Download or read book The Flag Book of the United States written by Whitney Smith and published by . This book was released on 1970 with total page 0 pages. Available in PDF, EPUB and Kindle. Book excerpt:
Download or read book Kent State written by Derf Backderf and published by Abrams. This book was released on 2020-09-08 with total page 300 pages. Available in PDF, EPUB and Kindle. Book excerpt: From Derf Backderf, the bestselling author of My Friend Dahmer, comes the tragic and unforgettable story of the Kent State shootings†‹ On May 4, 1970, the Ohio National Guard gunned down unarmed college students protesting the Vietnam War at Kent State University. In a deadly barrage of 67 shots, 4 students were killed and 9 shot and wounded. It was the day America turned guns on its own children—a shocking event burned into our national memory. A few days prior, 10-year-old Derf Backderf saw those same Guardsmen patrolling his nearby hometown, sent in by the governor to crush a trucker strike. Using the journalism skills he employed on My Friend Dahmer and Trashed, Backderf has conducted extensive interviews and research to explore the lives of these four young people and the events of those four days in May, when the country seemed on the brink of tearing apart. Kent State: Four Dead in Ohio, which will be published in time for the 50th anniversary of the tragedy, is a moving and troubling story about the bitter price of dissent—as relevant today as it was in 1970.
Download or read book A Flag Worth Dying For written by Tim Marshall and published by Simon and Schuster. This book was released on 2017-07-04 with total page 304 pages. Available in PDF, EPUB and Kindle. Book excerpt: First published in Great Britain in 2016 by Elliott and Thompson Limited as: Worth dying for: the power and politics of flags.
Download or read book The Ohio State University in the Sixties written by William J. Shkurti and published by Trillium.

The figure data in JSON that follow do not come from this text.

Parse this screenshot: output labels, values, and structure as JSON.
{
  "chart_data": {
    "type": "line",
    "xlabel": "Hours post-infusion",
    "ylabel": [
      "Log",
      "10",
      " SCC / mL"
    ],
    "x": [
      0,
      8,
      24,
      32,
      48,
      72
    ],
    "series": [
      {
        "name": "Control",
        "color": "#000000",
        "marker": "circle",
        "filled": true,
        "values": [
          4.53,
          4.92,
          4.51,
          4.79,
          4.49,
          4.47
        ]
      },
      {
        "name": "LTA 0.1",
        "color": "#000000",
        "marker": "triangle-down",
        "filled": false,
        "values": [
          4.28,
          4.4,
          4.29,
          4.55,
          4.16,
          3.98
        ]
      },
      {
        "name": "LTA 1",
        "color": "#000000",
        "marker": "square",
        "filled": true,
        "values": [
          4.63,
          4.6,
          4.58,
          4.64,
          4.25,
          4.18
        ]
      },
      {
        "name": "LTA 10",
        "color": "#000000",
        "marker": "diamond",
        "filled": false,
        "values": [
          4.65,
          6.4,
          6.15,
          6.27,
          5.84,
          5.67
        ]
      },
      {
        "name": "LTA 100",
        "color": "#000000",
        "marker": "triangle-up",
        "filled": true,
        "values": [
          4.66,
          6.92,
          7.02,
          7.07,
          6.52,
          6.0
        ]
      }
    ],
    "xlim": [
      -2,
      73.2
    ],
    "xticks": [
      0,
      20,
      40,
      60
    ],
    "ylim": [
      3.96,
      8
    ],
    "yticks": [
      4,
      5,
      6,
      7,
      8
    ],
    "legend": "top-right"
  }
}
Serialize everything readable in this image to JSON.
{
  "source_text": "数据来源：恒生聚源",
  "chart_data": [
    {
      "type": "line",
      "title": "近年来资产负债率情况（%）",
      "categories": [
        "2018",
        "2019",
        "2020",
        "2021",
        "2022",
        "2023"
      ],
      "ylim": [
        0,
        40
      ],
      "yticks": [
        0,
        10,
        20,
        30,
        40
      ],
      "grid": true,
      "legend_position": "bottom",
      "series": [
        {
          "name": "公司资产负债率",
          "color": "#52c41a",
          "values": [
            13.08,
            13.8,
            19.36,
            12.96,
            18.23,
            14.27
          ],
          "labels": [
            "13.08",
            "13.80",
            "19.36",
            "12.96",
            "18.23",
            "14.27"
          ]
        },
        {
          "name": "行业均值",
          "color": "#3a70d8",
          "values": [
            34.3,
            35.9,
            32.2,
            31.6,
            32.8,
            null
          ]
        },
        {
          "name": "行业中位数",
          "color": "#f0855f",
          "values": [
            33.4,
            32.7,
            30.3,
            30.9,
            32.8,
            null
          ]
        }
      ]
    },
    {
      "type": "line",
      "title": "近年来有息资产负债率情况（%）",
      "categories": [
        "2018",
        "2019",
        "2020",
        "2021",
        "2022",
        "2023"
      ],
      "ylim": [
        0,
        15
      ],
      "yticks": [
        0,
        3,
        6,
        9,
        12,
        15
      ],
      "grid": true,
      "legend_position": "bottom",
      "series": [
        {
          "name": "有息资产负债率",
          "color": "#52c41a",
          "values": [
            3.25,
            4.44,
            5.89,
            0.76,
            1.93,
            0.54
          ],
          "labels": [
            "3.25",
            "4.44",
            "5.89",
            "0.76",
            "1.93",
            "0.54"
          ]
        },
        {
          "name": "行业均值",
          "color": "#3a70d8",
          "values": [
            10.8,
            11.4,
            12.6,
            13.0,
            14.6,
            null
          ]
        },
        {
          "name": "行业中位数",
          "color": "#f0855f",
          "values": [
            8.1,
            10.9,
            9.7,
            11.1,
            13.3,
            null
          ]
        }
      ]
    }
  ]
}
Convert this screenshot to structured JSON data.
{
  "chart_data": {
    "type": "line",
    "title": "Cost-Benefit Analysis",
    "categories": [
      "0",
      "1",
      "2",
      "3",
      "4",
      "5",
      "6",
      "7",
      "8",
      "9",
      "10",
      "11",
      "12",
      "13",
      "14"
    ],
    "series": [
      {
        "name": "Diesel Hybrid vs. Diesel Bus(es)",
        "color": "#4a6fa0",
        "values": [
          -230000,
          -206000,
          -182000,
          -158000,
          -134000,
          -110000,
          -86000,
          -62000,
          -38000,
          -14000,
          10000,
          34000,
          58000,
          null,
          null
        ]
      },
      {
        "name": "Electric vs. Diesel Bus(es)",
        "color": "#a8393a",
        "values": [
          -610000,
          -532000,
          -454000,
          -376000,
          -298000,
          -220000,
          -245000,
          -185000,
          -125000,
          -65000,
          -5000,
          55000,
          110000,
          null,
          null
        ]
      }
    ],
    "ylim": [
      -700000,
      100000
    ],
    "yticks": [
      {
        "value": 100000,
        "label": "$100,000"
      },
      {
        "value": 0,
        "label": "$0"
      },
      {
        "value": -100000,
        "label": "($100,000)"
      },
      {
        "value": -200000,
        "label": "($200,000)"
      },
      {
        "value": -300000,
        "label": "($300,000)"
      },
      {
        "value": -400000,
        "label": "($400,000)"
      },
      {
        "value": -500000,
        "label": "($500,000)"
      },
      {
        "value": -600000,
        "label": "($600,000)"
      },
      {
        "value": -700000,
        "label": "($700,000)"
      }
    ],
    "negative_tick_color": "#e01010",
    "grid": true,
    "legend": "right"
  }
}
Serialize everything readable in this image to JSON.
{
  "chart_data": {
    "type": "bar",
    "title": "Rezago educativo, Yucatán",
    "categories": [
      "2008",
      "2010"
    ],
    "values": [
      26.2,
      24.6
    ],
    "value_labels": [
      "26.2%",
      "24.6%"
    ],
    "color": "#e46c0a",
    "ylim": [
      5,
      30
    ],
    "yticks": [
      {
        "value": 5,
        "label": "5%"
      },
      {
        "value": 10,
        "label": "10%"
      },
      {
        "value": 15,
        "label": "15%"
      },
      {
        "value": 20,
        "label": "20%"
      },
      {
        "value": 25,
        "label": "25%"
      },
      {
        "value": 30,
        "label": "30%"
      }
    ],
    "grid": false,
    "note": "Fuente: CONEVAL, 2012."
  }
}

This book was released on 2016 with total page 436 pages. Available in PDF, EPUB and Kindle. Book excerpt: At 5:30 p.m. on May 6, 1970, an embattled Ohio State University President Novice G. Fawcett took the unprecedented step of closing down the university. Despite the presence of more than 1,500 armed highway patrol officers, Ohio National Guardsmen, deputy sheriffs, and Columbus city police, university and state officials feared they could not maintain order in the face of growing student protests. Students, faculty, and staff were ordered to leave; administrative offices, classrooms, and laboratories were closed. The campus was sealed off. Never in the first one hundred years of the university's existence had such a drastic step been necessary. Just a year earlier the campus seemed immune to such disruptions. President Nixon considered it safe enough to plan an address at commencement. Yet a year later the campus erupted into a spasm of violent protest exceeding even that of traditional hot spots like Berkeley and Wisconsin. How could conditions have changed so dramatically in just a few short months? Using contemporary news stories, long overlooked archival materials, and first-person interviews, The Ohio State University in the Sixties explores how these tensions built up over years, why they converged when they did and how they forever changed the university.